Anónimo ha dicho que…
Querido Gerardo, gracias por la necesaria sugerencia. Creo que antes de ir a lo concreto, que también me apetece mucho, me veo en la obligación de revisar algunas ideas. Me parece que son interesantes para entrar, a través de ellas, a los debates sobre el arte público y político que empiezan a florecer en nuestra ciudad. De hecho el título de estos artículos no es una pregunta retórica. Todo lo contrario, se dirije a todos aquellos que de alguna manera abordan nociones de lo público en el arte local. Y, como tal pregunta, es una invitación al debate.

Óscar Fernández
Anónimo ha dicho que…
Querido Oscar. Ante todo agradecer que utilices nuestras páginas para hacer públicas tus lúcidas reflexiones que, espero, sirvan para iniciar un debate sobre aspectos, que me parecen sustanciales, y que habitualmente aparecen soterrados.
Empezaría por realizar una afirmación que pudiera parecer un tanto dogmática: Todo arte es político. O dicho de otra manera todas las prácticas artísticas son indisolubles de sus determinantes políticos. Resulta imposible sustraerse a ello. El artista más intimista, más anacoreta, aquél que se retira al río Ganges a pintar una piedra sí y otra no, está practicando una arte con evidente contenido político. Incluso aquellos que creen practicar un arte aséptico adoptan un posicionamiento político, la mayoría de las veces conservador. Evidentemente me refiero a la política, no en el sentido de la contienda de los partidos, sino en un sentido más expandido, en el de la "polis" ateniense. Aristóteles definía al ser humano como un animal político por excelencia, qué hace diferentes a los artistas para qué no lo sean. En el arte contemporáneo no sólo lo que dices, sino cómo lo dices y dónde lo dices forman parte de una actitud política. Citabas en tu anterior artículo a Rogelio López Cuenca y cierro yo con sus palabras siempre esclarecedoras:
"Del mismo modo que las relaciones de poder producen formas estéticas, a la inversa, las expresiones culturales constituyen modos de ver, de hacer visible, de representar, de simbolizar poder o contrapoder. Todo acto estético, en tanto que configuración de la experiencia, por su potencialidad de producir modos de ver, de sentir, de existir, es, por tanto, político".
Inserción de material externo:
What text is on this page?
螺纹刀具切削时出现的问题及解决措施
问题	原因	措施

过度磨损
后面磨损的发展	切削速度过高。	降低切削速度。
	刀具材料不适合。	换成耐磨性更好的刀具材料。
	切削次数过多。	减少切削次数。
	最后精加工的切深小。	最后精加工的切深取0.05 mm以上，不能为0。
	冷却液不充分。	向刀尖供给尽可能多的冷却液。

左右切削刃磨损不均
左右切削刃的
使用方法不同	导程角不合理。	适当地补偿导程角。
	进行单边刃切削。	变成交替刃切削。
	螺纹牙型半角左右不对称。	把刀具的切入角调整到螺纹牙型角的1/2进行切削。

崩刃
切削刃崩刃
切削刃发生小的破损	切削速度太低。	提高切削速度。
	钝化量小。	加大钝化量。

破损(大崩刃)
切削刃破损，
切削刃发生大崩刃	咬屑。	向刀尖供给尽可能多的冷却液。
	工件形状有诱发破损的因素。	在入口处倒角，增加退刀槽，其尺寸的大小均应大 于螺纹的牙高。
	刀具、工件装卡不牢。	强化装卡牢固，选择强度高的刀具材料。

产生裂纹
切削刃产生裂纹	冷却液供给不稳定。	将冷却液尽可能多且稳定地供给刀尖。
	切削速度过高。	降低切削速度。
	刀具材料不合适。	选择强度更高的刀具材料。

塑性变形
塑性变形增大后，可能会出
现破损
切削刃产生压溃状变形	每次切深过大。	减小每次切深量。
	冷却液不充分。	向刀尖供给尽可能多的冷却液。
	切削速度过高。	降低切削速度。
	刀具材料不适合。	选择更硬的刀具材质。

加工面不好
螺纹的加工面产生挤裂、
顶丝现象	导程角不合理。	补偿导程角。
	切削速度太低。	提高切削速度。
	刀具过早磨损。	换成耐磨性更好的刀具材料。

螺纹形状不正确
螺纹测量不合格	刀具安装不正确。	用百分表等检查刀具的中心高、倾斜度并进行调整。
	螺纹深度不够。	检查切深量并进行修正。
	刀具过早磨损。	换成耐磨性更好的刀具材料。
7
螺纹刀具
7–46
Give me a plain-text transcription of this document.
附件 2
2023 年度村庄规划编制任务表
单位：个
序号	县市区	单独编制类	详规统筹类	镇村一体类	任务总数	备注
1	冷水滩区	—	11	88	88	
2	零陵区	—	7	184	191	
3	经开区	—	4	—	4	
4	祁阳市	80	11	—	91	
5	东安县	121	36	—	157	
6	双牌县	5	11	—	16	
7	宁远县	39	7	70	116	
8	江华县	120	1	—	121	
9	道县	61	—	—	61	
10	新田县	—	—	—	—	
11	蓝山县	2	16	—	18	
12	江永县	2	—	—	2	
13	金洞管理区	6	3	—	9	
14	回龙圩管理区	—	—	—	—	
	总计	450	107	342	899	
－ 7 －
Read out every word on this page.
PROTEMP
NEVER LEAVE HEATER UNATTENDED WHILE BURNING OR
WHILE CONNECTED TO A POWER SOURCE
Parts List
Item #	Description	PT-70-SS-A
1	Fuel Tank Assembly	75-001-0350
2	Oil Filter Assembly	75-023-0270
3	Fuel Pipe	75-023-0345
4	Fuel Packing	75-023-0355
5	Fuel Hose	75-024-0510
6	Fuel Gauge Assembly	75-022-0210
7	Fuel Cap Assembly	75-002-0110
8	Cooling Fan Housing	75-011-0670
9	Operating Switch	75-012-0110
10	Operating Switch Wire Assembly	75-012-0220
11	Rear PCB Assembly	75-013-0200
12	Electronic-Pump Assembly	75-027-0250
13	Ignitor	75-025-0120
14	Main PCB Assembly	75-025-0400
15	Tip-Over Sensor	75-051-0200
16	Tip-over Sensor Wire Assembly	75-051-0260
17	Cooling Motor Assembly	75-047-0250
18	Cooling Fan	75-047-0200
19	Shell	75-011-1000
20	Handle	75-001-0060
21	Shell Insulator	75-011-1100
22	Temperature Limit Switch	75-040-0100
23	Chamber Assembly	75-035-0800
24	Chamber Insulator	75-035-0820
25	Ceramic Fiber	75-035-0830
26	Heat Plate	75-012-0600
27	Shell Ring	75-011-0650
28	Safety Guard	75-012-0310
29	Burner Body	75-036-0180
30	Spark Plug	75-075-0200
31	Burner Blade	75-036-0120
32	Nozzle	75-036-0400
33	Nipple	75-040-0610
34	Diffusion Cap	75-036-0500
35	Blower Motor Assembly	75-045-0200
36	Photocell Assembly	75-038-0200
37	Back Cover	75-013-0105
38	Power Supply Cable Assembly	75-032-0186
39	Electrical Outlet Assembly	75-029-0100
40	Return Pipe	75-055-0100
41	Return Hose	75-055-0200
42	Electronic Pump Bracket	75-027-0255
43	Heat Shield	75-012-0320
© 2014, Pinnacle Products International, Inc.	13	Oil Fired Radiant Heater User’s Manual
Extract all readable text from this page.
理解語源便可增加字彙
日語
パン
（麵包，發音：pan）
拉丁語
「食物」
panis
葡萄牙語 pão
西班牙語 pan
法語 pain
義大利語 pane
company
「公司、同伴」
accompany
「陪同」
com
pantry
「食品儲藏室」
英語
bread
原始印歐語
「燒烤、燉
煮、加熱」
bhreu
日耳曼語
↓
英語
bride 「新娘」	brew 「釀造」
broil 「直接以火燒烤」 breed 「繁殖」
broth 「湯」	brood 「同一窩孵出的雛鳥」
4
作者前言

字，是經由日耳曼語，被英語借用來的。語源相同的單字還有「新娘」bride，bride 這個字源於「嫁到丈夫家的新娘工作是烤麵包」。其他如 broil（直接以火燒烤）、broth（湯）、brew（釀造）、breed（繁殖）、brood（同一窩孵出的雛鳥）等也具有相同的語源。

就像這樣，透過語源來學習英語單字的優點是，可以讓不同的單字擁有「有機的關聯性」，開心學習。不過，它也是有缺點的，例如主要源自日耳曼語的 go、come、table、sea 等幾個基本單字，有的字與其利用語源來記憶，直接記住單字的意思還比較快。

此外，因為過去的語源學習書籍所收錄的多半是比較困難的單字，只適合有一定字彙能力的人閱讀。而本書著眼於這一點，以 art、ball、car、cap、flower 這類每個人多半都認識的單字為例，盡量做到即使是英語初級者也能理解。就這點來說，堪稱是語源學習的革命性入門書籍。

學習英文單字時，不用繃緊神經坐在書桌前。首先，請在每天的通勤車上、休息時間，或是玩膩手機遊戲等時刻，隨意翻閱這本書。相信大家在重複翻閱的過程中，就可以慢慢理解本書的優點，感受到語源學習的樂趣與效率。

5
Creo que va siendo hora ya de abandonar la idea de la autonomía del arte como un espacio al margen sin conexión alguna con la realidad que le rodea.
¿Qué pensais al respecto?
Anónimo ha dicho que…
Estoy completamente de acuerdo con R.L.C. Sin embargo me gustaría comenzar relativizando, quiero decir que no me parece aceptable cualquier arte político si por ello entendemos su condición cifrada en lo exclusivamente denunciativo. Es muy posible que otro tipo de estrategias (alusivas, inferentes, alegóricas, etc...) sean más políticas que las "canónicas", quizás por el hecho de separarse de aquéllas que "oficialmente" secundan los estilemas del arte político instituido. Cuidado con el lenguaje, atención a a las generalidades, porque uno y otras nos contradicen y engañan.
Anónimo ha dicho que…
Sara, ni que decir tiene que las denuncias, en comisaría. Siguiendo esta estrategia lo único que se puede conseguir es caer en un arte panfletario y propagandístico. No estoy abogando por una politización del arte ni siquiera como consecuencia de la estetización de la política. Lo que me opongo es a la separación de la producción artística de su contexto sociopolítico. Prefiero pensar en el hecho estético como instancia crítica capaz de generar actividad, información y discusión.